Chronic diseases and health promotion

Part Four - Taking action: essential steps for success

Chapter One: Providing a unifying framework - the role of government


Community mobilization

Community mobilization, as illustrated in Part Three, is fundamental to creating and implementing successful and sustainable chronic disease prevention and control policies and programmes.

Implementation step and suggested milestones

STEP 1 CORE: Networks of community members and organizations, health professionals and policy-makers are established for information sharing, consultation, and collaboration.

STEP 2 EXPANDED: Community-based programmes for chronic disease prevention are formed, and then implemented and evaluated. School health programmes for chronic disease prevention are systematically implemented.

STEP 3 DESIRABLE: Communities assume responsibility for ongoing implementation and monitoring of chronic disease prevention programmes. Employers implement chronic disease prevention and self-management activities in the workplace.

Using schools to promote healthy diets and physical activity

Large-scale school-based projects are being implemented in developing countries to reduce obesity, improve nutrition and increase physical activity.
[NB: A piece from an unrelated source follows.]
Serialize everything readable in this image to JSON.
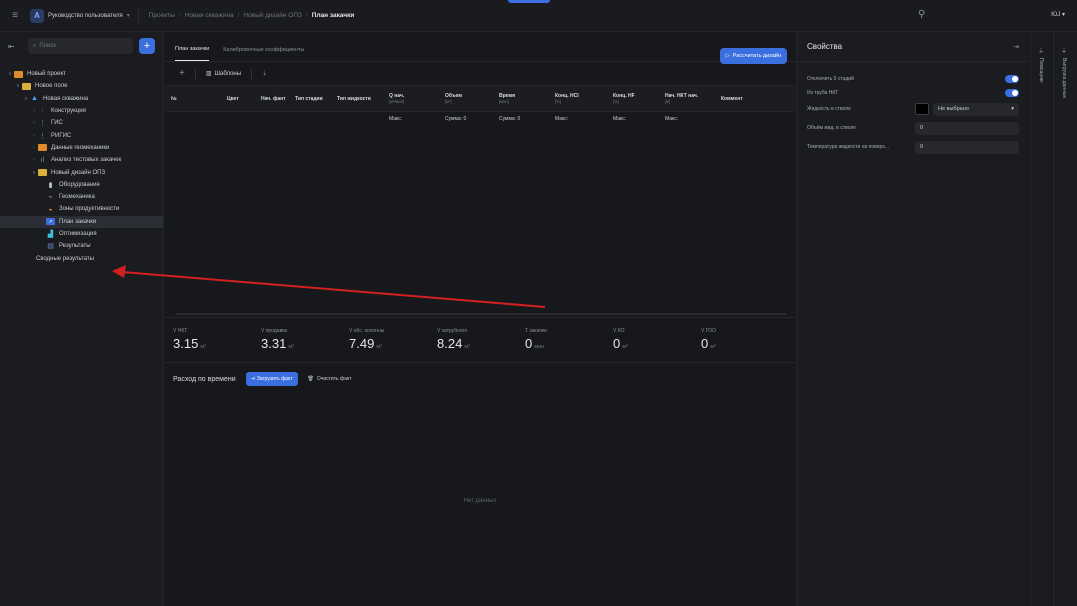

Brazil has recently required that 70% of the food offered through its national school meals programme should be minimally processed. Chile has included more fruits and vegetables in the national school meals programme. The Ministries of Health and Education in China have been fostering the health-promoting school concept (see spotlight, opposite). Malaysia, Mexico, the Republic of Korea, South Africa and Thailand have initiated similar programmes. In the Republic of Korea a healthy traditional diet was preserved through the joint efforts of dietitians and the government. The most promising programmes use culturally appropriate methods and messages (Doak C. Large-scale interventions and programmes addressing nutrition-related chronic diseases and obesity: examples from 14 countries. Public Health Nutrition, 2002, 5(1A):275–277).